More challenges for machine learning protein protein interactions

All test set and cross-validation splits used in our analyses are available here. Corresponding sequences and evolutionary profiles can be downloaded for human (fasta, profiles) and yeast (fasta, profiles).


The data is available under Academic Free License, v3.0 (AFL-3.0).

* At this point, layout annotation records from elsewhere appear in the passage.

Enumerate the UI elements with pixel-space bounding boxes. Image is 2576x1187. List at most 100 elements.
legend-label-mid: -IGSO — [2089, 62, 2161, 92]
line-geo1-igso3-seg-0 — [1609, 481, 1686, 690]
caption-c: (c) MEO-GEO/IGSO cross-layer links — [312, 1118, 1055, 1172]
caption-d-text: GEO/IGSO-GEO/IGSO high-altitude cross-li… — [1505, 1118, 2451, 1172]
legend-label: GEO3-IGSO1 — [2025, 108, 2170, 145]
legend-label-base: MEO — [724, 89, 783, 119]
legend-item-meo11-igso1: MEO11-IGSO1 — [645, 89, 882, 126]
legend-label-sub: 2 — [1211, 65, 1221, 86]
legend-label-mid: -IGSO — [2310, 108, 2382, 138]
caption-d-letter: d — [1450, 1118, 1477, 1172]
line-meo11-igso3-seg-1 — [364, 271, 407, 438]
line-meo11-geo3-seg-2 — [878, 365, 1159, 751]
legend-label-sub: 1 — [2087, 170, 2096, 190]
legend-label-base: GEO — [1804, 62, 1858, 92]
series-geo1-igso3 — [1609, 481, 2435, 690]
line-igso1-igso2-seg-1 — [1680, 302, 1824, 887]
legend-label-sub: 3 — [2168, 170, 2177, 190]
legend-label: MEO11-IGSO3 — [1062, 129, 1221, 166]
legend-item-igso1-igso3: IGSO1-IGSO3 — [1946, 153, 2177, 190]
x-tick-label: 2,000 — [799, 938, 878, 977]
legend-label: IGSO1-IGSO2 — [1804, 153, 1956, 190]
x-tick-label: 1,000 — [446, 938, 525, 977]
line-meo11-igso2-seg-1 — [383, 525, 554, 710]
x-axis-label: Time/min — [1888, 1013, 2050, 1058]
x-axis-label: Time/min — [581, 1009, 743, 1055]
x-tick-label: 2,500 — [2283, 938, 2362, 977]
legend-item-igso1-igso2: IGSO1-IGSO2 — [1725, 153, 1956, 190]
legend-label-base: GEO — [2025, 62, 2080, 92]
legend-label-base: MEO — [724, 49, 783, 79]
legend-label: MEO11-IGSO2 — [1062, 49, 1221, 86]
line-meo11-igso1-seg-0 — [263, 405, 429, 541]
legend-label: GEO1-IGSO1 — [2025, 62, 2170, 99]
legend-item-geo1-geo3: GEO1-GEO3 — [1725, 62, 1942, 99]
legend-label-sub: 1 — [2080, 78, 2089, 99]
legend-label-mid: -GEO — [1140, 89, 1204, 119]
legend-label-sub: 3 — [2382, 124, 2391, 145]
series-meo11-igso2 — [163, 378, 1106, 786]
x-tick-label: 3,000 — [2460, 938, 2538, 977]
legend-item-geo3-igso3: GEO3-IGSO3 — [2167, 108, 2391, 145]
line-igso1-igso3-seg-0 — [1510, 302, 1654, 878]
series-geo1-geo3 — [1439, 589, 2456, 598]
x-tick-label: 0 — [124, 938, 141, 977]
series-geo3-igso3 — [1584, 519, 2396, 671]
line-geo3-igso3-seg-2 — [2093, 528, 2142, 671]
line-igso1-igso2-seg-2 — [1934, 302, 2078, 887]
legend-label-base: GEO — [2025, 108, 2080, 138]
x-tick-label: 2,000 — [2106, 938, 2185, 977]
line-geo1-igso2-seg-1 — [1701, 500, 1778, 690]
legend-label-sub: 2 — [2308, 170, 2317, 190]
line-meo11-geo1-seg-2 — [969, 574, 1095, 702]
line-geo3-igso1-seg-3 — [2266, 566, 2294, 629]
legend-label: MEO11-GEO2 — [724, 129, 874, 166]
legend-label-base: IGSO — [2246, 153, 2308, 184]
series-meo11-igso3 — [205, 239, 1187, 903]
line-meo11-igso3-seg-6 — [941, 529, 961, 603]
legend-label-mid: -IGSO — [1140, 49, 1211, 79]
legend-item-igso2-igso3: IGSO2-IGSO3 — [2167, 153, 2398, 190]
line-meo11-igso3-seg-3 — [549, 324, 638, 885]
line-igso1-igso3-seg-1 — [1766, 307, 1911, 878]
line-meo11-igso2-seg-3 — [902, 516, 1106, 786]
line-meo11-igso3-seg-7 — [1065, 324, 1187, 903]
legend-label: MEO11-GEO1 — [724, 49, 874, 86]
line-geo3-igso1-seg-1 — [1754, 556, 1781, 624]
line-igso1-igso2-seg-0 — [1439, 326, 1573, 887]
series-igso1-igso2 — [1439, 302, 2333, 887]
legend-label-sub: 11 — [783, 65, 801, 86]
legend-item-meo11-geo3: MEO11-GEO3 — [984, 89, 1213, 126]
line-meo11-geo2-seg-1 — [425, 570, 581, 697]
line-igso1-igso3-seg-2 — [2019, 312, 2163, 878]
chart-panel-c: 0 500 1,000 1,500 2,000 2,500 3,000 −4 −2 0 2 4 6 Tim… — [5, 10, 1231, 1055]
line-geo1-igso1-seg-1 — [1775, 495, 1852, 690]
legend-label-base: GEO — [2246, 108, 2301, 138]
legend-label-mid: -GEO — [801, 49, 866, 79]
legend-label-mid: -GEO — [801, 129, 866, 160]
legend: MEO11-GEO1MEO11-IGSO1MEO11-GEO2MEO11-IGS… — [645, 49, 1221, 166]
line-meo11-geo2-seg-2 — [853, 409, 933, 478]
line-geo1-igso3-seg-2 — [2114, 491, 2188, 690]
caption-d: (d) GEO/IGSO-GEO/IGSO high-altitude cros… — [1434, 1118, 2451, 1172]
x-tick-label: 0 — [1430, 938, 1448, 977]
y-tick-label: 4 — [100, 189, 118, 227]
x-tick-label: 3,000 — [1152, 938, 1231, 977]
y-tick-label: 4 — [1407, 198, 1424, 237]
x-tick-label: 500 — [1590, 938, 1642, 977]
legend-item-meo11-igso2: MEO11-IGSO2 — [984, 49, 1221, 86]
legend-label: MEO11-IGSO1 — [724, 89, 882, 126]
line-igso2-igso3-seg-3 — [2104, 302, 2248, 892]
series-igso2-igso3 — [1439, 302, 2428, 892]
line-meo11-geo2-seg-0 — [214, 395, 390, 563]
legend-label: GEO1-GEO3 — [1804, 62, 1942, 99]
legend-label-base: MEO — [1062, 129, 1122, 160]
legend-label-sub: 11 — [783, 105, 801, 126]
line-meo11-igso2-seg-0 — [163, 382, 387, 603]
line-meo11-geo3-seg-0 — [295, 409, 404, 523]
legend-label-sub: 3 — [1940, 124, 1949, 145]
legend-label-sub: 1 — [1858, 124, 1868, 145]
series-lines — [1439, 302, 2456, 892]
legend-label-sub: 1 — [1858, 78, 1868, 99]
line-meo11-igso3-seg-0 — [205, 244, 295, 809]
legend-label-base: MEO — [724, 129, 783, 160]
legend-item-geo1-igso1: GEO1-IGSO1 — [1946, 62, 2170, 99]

Folder structure and naming conventions

  • The datasets used in the paper "Evolutionary profiles improve protein-protein interaction from sequence" can be found in subfolder "redundancyTest/nonRed/<C1,C2,C3>/<yeastCV,humanCV,humanNew>/"
  • Folders C1,C2 and C3 always refer to the respective difficulty of the prediction problem
  • In folder "negativeSimTest", sequence similarity between negative training and test PPIs has either been allowed (subfolder "nonRed") or not (subfolder "nonRed_noSim").
  • In folder "redundancyTest" the three subfolders "nonRed", "iaRed" and "seqRed" correspond to the three kinds of redundancy amongst training PPIs.

Every analysis has been repeated 10 times from the start, resulting in 10 "split_" folders for every subfolder mentioned above. In each "split_" folder, there are either 10 training sets (for cross-validations) or only one (for tests on new data). For each training set, there is 1 test set. Positive and negative PPIs are always in separate files.